At its core, geophysics is about uncovering what lies underground. It’s a discipline that supports a wide range of scientific applications, from hydrocarbon exploration to environmental remediation. At WMU’s Hydrogeology Field Camp, Mine ensures her students genuinely understand how geophysics applies to various aspects of science.

“Certain applications of geophysics can serve different areas of science,” Mine explained. “We have seismic methods, like seismic reflection, that we use for deep underground formations, usually for hydrocarbon exploration, petroleum, and gas. We also have instruments and methodologies that we use to aim for more shallow depths, typically down to 100 meters—and we use those methods to track how environmental issues have changed the physical properties of the ground.”

To explain how this all works, Professor Dogan shares a relatable scenario. Imagine owning a home with an ocean view and drilling a well in your backyard to water your garden. You’re expecting fresh water, but because you’ve pumped too aggressively, you deplete the aquifer and pull in salt water from the ocean. That salty intrusion contaminates your groundwater and is considered environmental pollution.

This is where electrical resistivity comes in. Pure water has extremely high resistivity—it doesn’t conduct electricity. But add a grain of salt, and suddenly the sodium and chloride ions make the water conductive. By measuring the resistivity of subsurface layers, geophysicists can detect these changes. If there’s salt water present, it shows up as a zone of low resistivity. That highlights exactly where the contamination is and how far it’s spread. From there, a remediation plan can be developed, like injecting fresh water into the aquifer to push the salt water back out toward the ocean. In other words, geophysics makes it easy to see what’s happening under the surface. And in Mine’s course, students learn how to gather, visualize, and analyze this insight so they can tackle real-world, complex challenges.

To equip students to successfully approach complex challenges in the real world, Mine guides them through various parts of the scientific process: gathering data, visualizing it, and analyzing it to see what the information reveals. To jumpstart this process, students collect electrical resistivity data, which they gather using 1D, 2D, and 3D survey schemes. With the 2D approach, Mine helps the students create a cross-section of the ground. Then, from there, she instructs students to use Surfer to bring their data to life. 

“My students put together the electrical resistivity measurements they collected into an XYZ file,” Mine explained. “They grid that and create a contour map of that cross-section.”

The students’ maps reveal how electrical resistivity values change with depth and location, helping them locate key features such as a water table boundary and buried targets, the latter being particularly interesting. The field camp’s dedicated test site—originally designed by a former professor—includes buried objects that simulate real-world conditions. It’s the students’ job to find those objects using various data collection methods, including electrical resistivity.
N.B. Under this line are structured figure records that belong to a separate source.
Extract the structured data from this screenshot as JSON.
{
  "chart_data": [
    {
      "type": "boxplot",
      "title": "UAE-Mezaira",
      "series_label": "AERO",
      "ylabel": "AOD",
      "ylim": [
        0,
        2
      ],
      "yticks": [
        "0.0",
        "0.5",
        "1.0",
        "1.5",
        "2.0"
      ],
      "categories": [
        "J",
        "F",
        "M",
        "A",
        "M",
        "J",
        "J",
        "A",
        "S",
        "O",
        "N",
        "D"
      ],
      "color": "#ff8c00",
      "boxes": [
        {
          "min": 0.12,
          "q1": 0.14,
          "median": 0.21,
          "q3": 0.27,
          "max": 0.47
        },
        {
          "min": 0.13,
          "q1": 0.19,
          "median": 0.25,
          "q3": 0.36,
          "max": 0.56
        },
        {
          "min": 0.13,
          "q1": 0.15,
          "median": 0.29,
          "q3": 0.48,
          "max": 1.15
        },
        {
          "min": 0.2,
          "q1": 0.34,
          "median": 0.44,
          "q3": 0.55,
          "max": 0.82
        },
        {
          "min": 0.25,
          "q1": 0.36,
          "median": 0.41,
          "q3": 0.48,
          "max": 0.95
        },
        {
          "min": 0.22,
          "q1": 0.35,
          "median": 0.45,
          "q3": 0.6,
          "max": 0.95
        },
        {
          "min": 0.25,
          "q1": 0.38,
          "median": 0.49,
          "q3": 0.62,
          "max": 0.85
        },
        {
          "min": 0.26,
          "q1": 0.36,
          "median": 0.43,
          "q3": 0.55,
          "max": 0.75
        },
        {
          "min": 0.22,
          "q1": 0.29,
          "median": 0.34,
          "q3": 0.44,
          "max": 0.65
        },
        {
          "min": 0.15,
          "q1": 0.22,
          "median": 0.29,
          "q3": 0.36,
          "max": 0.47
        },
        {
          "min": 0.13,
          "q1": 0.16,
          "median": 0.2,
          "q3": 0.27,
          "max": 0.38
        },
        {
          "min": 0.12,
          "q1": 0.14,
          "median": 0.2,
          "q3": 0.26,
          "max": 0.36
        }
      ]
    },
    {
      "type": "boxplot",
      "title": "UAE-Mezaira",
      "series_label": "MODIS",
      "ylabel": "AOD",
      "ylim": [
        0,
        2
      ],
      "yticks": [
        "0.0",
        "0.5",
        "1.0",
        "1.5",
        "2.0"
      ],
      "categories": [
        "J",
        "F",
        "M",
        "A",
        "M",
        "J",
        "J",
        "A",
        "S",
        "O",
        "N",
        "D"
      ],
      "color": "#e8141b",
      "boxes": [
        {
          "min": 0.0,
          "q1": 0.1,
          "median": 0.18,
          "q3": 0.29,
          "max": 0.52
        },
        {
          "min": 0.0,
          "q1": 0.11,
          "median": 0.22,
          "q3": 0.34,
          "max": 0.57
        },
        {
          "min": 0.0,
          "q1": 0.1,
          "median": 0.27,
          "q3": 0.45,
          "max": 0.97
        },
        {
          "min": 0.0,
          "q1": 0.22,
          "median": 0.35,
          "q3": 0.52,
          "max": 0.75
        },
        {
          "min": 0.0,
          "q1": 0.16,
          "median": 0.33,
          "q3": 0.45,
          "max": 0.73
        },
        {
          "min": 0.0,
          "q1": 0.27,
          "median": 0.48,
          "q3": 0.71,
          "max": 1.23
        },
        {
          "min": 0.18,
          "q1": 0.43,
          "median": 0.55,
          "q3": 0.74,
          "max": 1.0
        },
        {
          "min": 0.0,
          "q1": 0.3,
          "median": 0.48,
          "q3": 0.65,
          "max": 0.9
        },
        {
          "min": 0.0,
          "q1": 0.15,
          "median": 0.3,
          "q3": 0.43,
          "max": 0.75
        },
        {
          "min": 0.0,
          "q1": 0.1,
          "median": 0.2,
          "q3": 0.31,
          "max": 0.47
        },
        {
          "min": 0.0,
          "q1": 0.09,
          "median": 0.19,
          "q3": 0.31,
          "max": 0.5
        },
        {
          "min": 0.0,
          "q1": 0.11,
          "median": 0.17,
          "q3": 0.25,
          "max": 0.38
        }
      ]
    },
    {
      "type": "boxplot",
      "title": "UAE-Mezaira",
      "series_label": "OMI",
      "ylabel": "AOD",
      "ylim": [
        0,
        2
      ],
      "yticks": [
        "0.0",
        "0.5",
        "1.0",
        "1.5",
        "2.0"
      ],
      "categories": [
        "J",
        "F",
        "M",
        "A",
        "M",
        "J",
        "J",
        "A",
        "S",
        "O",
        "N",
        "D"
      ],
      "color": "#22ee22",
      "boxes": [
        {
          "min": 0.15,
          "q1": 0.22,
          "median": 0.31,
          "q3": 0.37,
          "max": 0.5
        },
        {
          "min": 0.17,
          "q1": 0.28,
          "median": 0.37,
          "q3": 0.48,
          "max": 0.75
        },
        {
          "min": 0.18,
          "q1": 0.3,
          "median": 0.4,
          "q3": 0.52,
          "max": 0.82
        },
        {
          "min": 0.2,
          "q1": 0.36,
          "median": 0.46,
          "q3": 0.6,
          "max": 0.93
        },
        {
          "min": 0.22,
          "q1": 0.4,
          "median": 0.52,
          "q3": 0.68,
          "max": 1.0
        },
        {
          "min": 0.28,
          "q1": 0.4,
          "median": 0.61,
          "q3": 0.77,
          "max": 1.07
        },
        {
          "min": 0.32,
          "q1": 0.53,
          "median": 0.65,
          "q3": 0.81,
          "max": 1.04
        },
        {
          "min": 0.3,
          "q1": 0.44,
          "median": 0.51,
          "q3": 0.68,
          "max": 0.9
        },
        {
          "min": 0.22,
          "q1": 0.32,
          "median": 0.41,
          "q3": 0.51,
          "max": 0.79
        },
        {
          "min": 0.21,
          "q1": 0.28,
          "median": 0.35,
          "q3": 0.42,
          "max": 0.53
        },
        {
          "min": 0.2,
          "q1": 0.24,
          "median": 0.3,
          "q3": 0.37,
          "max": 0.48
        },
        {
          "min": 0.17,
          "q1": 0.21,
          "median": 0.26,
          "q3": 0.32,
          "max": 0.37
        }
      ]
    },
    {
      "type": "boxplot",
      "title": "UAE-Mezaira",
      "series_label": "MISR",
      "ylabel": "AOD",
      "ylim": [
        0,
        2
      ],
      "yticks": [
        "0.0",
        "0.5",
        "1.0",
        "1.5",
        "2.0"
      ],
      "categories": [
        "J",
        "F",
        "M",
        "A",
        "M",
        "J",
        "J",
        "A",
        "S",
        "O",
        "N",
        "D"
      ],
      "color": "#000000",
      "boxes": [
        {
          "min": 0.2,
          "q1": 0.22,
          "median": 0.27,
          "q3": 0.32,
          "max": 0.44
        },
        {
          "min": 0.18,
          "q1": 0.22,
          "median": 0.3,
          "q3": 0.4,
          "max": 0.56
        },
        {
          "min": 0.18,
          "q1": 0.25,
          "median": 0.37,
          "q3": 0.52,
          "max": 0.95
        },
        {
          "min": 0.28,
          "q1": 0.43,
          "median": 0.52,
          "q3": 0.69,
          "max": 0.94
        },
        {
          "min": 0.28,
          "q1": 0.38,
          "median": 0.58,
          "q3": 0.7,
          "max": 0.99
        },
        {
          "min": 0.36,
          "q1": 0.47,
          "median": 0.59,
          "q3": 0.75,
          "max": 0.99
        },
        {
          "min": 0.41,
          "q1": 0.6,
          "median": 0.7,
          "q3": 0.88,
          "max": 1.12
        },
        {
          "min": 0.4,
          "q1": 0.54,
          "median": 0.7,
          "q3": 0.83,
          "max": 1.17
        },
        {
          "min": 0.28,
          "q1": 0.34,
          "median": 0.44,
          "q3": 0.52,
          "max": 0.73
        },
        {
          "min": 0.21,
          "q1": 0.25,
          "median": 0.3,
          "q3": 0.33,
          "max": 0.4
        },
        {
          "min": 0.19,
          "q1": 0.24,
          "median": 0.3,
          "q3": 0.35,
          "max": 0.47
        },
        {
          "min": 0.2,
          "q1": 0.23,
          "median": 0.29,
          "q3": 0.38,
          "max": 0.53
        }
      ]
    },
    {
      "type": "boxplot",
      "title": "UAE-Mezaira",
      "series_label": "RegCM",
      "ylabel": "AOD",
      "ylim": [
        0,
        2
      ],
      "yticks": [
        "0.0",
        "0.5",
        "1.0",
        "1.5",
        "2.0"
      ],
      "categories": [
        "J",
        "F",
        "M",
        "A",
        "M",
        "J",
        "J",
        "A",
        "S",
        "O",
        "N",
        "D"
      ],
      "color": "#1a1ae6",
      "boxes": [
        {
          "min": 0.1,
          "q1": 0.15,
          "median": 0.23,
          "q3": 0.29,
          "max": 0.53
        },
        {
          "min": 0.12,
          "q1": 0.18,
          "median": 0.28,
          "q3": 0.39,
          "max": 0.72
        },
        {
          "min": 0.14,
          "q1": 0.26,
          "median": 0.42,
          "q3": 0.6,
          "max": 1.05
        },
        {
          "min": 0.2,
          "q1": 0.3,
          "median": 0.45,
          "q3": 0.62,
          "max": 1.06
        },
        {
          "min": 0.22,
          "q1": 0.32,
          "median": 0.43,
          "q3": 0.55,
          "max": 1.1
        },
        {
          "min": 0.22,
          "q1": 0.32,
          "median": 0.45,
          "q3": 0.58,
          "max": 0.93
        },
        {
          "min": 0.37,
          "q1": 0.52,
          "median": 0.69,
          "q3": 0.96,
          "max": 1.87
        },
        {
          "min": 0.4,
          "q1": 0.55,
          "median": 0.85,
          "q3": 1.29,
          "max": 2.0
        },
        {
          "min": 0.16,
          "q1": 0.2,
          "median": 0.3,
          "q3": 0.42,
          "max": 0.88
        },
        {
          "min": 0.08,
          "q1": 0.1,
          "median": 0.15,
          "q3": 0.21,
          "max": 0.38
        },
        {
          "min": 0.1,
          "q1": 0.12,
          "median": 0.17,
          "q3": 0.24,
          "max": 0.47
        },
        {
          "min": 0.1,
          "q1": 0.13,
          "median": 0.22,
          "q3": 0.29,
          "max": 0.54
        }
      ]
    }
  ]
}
But electrical resistivity is just one tool in their toolbox.

Students also explore magnetic methods, which focus on detecting metallic objects underground. Why does this matter? Because metals like iron and nickel become weak magnets when exposed to the Earth’s magnetic field. If a sealed steel drum filled with hazardous chemicals was buried decades ago—and is now corroding and leaking—students must be able to track it down by measuring how it disrupts the Earth’s magnetic field. Fortunately, there are steel drums buried in WMU’s test site. Using magnetic readings and Surfer’s visualization capabilities, students map anomalies and locate these underground hazards with impressive precision.

“We live in the Earth’s huge magnetic field,” Mine explained. “So your keys in your pocket are weak magnets because they sit in that field. When something underground disturbs that field, our instruments can pick it up, and our students can find it.”

The final method students practice is electromagnetic surveying, which is especially useful for identifying conductive objects, including those same steel drums. Because they’re metal, they generate secondary electromagnetic fields when excited by a primary field. Students are responsible for measuring the distribution of these fields and using Surfer to visualize the data and pinpoint buried objects.

“Surfer plays a central role in helping my students interpret what’s beneath their feet,” Mine said. “The moment they grid their data and see that target light up, it all clicks. The software turns numbers into meaning.”

That moment where the map comes together and the hidden target is revealed isn’t just an educational milestone. It’s a moment that brings students genuine joy. As Mine explained, “The happiest they are is when I tell them we have a buried target, and they’ve found it. That’s the moment they’ve found the treasure.”